1. Let’s set high standards for governing and disbursing public money. Bad idea. Bureaucracies need procedures, norms and experienced personnel. If a Mozambique or Liberia improves its bureaucracy at the fastest rate in human history, it will have the sophistication of an India or Pakistan in 20 years.

2. Invest quickly in education, health and infrastructure. Actually, these aren’t the country’s first priority. Law, order and security come first. Unfortunately, freedom from violence, or access to justice, are not MDGs. Your donors are focused (and evaluated) on human development and poverty alleviation. That’s also what they know how to do best. Security sector reform and justice? Less so.
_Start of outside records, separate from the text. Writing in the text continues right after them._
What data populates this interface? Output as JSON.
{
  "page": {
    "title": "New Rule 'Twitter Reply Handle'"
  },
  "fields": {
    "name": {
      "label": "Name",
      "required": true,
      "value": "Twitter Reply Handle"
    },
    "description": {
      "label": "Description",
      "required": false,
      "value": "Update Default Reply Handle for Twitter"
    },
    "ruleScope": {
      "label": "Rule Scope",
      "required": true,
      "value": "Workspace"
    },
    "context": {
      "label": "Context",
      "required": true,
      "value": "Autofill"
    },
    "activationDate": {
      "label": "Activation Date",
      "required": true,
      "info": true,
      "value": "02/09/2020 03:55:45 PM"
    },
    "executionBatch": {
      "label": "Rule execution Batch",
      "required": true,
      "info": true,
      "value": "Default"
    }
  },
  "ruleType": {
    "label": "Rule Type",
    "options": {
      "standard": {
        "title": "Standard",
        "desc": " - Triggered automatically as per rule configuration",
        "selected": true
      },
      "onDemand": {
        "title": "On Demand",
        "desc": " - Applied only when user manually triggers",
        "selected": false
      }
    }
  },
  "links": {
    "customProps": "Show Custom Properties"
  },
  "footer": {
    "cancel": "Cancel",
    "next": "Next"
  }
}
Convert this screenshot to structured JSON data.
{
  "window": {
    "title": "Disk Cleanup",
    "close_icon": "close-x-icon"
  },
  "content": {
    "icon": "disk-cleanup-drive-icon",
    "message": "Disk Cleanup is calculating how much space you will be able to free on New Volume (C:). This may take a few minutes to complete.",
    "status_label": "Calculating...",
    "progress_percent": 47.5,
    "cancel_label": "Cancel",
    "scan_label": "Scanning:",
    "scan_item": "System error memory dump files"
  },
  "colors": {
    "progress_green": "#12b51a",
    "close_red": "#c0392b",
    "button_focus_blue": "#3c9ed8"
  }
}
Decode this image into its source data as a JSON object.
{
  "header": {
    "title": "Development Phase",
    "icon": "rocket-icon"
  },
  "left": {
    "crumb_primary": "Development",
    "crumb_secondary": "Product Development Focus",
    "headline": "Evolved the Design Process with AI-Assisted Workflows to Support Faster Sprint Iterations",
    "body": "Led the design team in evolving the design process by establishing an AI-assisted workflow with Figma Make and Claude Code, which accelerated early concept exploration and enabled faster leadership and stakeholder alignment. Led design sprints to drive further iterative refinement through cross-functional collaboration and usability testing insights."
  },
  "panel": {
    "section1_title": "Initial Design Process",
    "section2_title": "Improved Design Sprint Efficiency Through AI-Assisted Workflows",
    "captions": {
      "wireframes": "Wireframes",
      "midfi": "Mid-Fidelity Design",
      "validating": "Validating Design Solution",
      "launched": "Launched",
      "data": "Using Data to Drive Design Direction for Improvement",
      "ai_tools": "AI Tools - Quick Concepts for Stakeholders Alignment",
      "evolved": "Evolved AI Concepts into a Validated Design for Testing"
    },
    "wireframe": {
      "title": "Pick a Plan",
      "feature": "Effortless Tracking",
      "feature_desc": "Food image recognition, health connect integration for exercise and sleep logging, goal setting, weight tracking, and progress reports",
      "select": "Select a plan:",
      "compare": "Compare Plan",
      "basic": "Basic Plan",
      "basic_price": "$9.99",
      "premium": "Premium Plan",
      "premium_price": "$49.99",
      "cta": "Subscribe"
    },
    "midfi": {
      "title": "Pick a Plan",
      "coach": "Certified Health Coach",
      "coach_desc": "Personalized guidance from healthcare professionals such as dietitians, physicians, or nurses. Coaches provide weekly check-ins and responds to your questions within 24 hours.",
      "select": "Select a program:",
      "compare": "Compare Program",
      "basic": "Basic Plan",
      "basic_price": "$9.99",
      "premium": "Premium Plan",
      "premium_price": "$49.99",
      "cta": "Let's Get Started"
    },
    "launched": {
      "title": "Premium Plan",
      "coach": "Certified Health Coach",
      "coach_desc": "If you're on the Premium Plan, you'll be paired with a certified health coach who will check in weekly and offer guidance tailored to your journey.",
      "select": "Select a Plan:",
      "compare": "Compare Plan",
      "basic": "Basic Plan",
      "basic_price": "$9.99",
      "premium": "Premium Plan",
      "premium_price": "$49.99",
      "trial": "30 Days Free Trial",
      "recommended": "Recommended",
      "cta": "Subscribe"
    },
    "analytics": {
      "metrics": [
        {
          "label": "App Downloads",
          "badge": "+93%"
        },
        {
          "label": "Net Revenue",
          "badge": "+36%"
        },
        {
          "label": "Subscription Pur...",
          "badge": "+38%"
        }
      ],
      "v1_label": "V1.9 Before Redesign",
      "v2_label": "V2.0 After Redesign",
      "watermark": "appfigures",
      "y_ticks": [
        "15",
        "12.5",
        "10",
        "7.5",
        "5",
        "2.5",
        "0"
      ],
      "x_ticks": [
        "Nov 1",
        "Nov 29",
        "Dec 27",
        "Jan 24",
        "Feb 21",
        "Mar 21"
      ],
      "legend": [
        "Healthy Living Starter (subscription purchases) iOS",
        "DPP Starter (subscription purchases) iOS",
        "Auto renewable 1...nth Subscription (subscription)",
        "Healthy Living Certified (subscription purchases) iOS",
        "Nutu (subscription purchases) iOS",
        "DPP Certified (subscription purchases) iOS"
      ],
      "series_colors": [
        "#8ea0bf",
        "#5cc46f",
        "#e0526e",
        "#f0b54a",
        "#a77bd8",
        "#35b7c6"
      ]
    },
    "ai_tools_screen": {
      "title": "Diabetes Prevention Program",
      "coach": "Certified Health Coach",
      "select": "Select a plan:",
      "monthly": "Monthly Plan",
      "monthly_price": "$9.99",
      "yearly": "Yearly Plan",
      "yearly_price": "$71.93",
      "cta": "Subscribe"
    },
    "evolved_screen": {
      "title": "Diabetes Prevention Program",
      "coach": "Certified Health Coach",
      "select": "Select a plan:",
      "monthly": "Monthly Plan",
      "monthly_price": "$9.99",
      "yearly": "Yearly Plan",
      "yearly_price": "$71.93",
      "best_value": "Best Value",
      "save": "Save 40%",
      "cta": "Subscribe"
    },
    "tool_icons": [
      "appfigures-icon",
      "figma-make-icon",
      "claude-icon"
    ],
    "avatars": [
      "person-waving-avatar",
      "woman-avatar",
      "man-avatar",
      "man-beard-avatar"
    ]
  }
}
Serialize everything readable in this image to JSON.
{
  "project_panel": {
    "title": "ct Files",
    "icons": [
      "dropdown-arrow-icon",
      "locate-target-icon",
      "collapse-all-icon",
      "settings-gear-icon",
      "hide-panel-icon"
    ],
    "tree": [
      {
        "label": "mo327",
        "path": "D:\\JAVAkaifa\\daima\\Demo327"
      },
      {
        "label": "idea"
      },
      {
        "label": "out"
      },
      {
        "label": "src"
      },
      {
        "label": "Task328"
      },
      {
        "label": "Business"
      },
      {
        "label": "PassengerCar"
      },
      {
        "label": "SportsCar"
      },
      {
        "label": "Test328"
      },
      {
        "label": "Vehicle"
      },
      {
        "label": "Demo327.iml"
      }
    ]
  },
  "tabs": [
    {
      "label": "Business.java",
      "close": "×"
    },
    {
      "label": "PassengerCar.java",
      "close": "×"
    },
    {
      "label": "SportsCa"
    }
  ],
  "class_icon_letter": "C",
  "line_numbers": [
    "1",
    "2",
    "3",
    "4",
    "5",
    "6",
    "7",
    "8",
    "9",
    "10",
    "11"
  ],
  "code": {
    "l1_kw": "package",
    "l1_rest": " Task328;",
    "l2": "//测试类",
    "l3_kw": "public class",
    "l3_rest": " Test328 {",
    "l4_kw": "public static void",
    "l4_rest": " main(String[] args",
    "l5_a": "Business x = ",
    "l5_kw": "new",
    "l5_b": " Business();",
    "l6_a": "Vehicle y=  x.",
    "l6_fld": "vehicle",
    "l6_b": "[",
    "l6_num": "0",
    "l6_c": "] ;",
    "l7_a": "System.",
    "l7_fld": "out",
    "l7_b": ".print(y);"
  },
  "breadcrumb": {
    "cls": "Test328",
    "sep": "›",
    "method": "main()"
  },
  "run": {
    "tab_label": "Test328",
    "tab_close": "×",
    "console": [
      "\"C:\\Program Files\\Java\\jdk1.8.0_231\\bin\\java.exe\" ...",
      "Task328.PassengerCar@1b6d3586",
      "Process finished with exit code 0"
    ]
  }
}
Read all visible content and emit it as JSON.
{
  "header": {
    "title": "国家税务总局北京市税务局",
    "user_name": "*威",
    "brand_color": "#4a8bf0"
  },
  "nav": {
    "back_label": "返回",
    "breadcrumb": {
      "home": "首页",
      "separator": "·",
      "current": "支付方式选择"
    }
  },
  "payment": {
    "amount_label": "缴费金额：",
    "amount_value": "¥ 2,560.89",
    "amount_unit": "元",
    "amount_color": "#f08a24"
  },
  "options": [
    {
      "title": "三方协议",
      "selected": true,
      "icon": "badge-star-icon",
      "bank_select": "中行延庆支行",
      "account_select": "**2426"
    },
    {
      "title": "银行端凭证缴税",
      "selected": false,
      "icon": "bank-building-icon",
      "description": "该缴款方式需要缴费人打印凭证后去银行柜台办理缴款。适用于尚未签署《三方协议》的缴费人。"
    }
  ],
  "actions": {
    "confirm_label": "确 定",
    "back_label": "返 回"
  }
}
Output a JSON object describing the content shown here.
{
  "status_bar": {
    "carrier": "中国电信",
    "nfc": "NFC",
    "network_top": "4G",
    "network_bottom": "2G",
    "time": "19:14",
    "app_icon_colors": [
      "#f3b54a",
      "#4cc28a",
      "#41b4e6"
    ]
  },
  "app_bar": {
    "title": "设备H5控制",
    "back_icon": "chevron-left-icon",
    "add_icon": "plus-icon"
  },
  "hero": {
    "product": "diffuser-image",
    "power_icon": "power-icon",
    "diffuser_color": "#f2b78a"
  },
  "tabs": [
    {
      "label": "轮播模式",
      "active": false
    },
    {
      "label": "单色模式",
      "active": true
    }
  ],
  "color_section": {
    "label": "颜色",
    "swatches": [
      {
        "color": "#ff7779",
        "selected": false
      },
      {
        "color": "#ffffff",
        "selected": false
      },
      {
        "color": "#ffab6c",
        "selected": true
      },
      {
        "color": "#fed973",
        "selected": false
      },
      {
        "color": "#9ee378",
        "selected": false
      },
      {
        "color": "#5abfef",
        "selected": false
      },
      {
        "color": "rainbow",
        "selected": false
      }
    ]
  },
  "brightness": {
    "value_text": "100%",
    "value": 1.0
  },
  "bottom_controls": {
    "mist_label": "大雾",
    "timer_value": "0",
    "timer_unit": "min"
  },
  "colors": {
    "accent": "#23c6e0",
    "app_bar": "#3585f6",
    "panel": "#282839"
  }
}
3. Get NGOs to deliver aid directly. Since the state bureaucracy can’t meet high standards, you can forget direct budget support. But how to build schools and clinics and roads? Enter the NGOs and contractors. Unfortunately, this direct delivery is not going to help you build bureaucratic capability. It might even undermine it.

So what’s the solution?

Set goals for the rate of bureaucratic improvement, not the level of standards. In the meantime, this or that Deputy Minister is going to need to send pork to his constituents. And money is going to get mismanaged or diverted.

Keep education and poverty on the table, but make certain that law and order are first not fourth on the agenda. Push donors to give you country reps with experience in this regard.

Finally, in place of direct aid, there’s a nice new trick: community-driven development. Rich countries give the state a big pot of money, then the state defines simple local procedures for disbursement. The donors love it: it sounds all participatory and pro-poor (and often it is). But most of all, it lets a weak state actually disburse cash without a ridiculous amount of accounting, with lots of room for pork and (diminishing over time) diversion of funds to ruling party coffers.

The short story: shoot for the possible, not the impossible.